Author Daniel J da Costa MD, David W Hsia MD Division of Respiratory and Critical Care Physiology and Medicine Harbor-UCLA Medical Center
Case
A 41-year-old male with a history of prior tracheostomy due to a
motor vehicle accident presented to our emergency department with
dyspnea. Physical examination revealed stridor with otherwise normal
range vital signs. Pulmonary function tests were obtained as seen here.
Question
What is the diagnosis?
A. Fixed upper airway obstruction B. Variable intrathoracic upper airway obstruction C. Left mainstem bronchus obstruction D. Variable extrathoracic airway obstruction
Answer
D: Variable extrathoracic airway obstruction
Discussion
This patient has a flow-volume loop demonstrating a flattening of
both the inspiratory and expiratory limbs raising concern for an upper
airway obstruction. When determining if the obstruction is
intrathoracic or extrathoracic, we need to assess if the flow limitation
is equal or different between inspiration and expiration. To do this,
we can look at the ratio of maximal inspiratory flow at 50% FVC (MIF50%)

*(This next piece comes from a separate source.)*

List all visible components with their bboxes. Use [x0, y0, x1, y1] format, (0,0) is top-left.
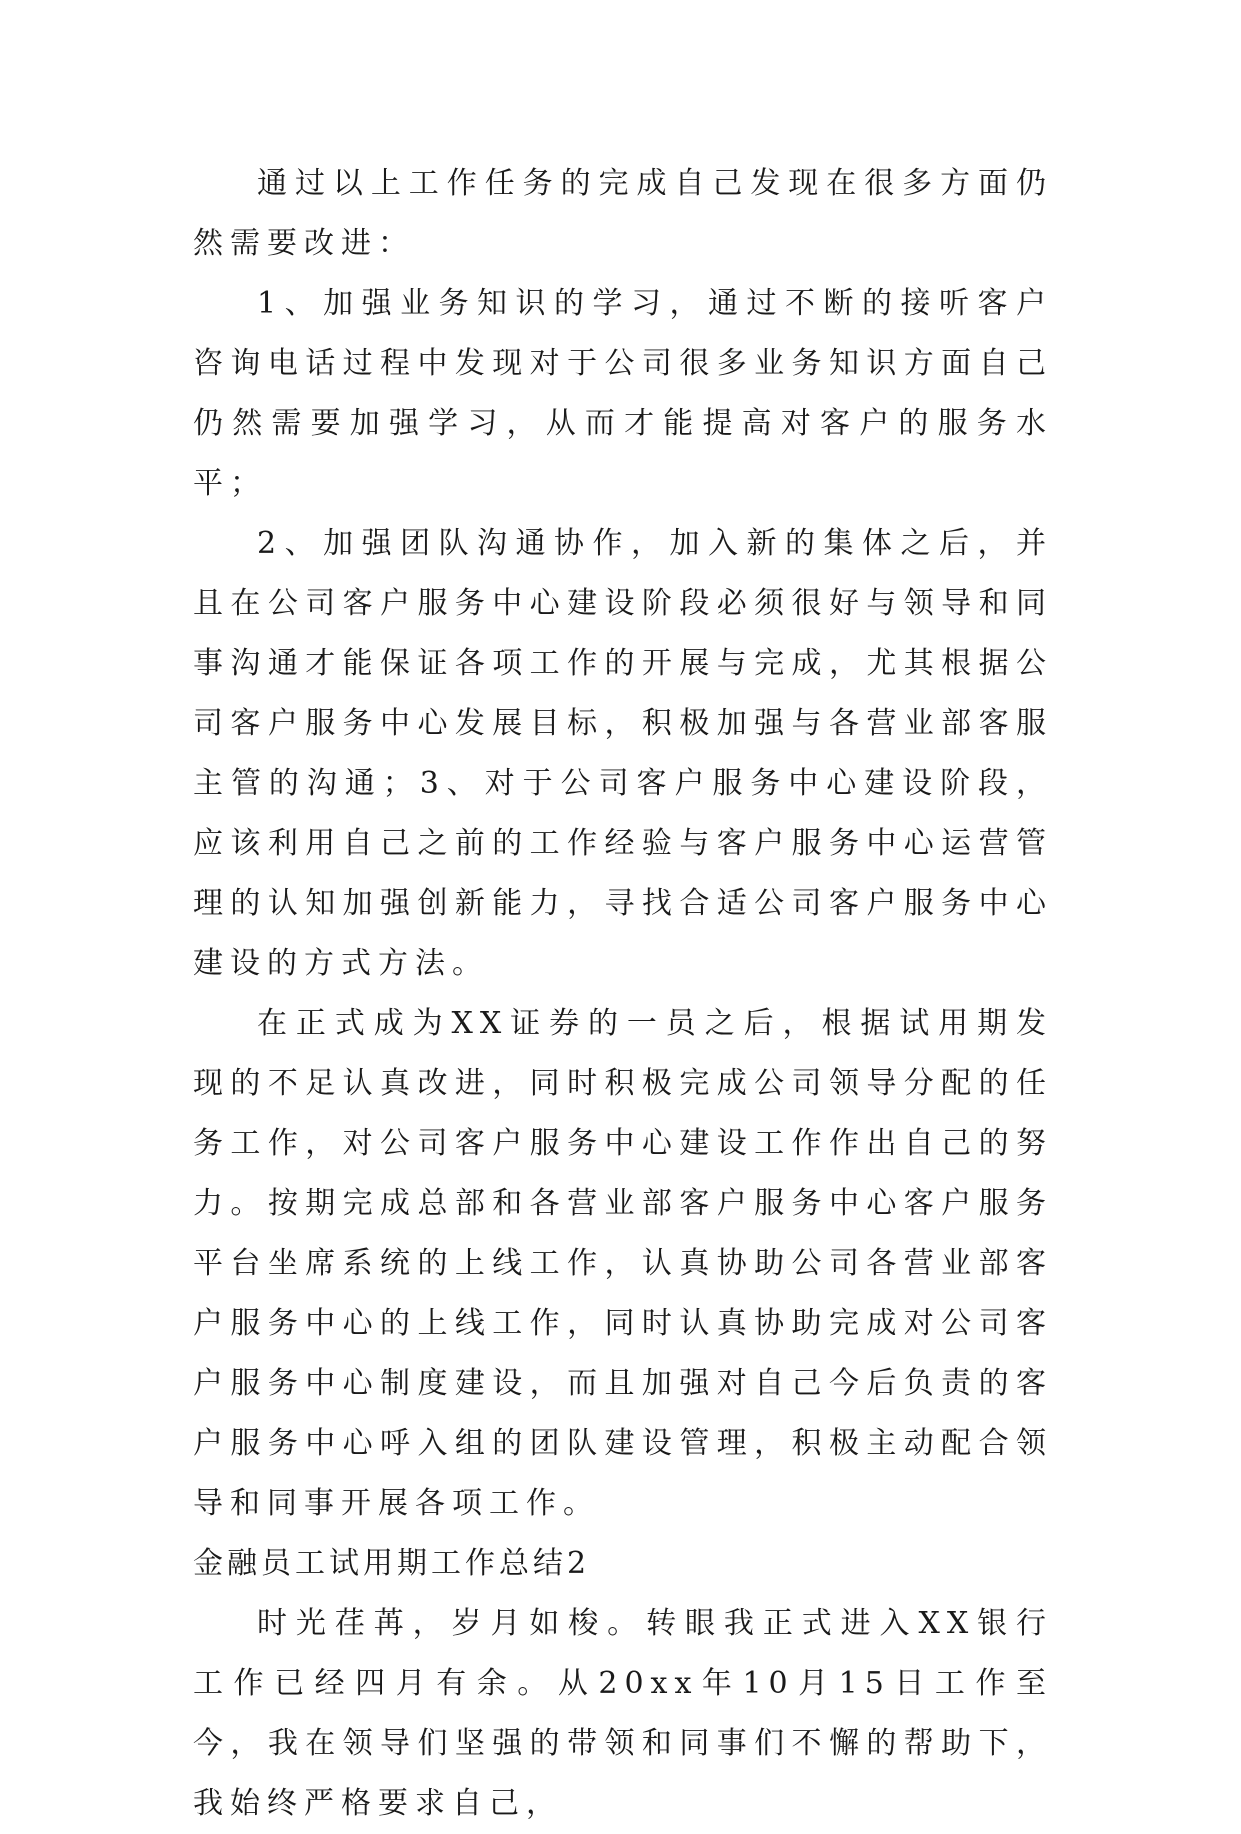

to maximal expiratory flow at 50% FVC (MEF50%) (1,2). A ratio near 1
would indicate a fixed obstruction; a higher ratio can indicate
intrathoracic lesions while lower ratios can indicate extrathoracic
lesions, as in this patient. In regards to the incorrect answers, answer
A (fixed airway obstruction) would have the inspiratory and expiratory
limbs limited at the same flow rate as seen in the figure below, panel
A. Answer B (Variable intrathoracic upper airway obstruction) would have
the expiratory flow limb more limited than the inspiratory flow which
is the opposite of which was seen in our patient. Answer C is incorrect
as you would expect a biphasic flow volume loop in both expiratory and
inspiratory limbs.
The physiologic reason for a variable obstruction is attributed to
compression due to changes in transmural pressure (2). During
inspiration, intraluminal pressure become more negative relative to
atmospheric pressure leading to worsening obstruction of flow in the
setting of extrathoracic lesions. An opposite effect happens for
intrathoracic lesions. During expiration, pleural pressure will become
positive when compared to intratracheal pressure, which can lead to
worsening obstruction of flow in the setting of an intrathoracic upper
airway lesion. This patient had a variable extrathoracic upper airway
obstruction due to tracheal stenosis as a late complication of his prior
tracheostomy. In addition to spirometry, this patient had a CT scan
which confirmed stenosis. He subsequently underwent bronchoscopic
intervention and dilation. Post procedure, his flow volume loop
normalized as below, panel B.
References
Pellegrino R, Viegi G, Brusasco V, et al. Interpretative strategies
for lung function tests. Series "ATS/ERS Task Force: Standardisation of
lung function testing". Eur Respir J 2005; 26: 948-68.
Gamsu G, Borson DB, Webb WR, et al. Structure and function in tracheal stenosis. Am Rev Respir Dis. 1980; 121(3): 519–31.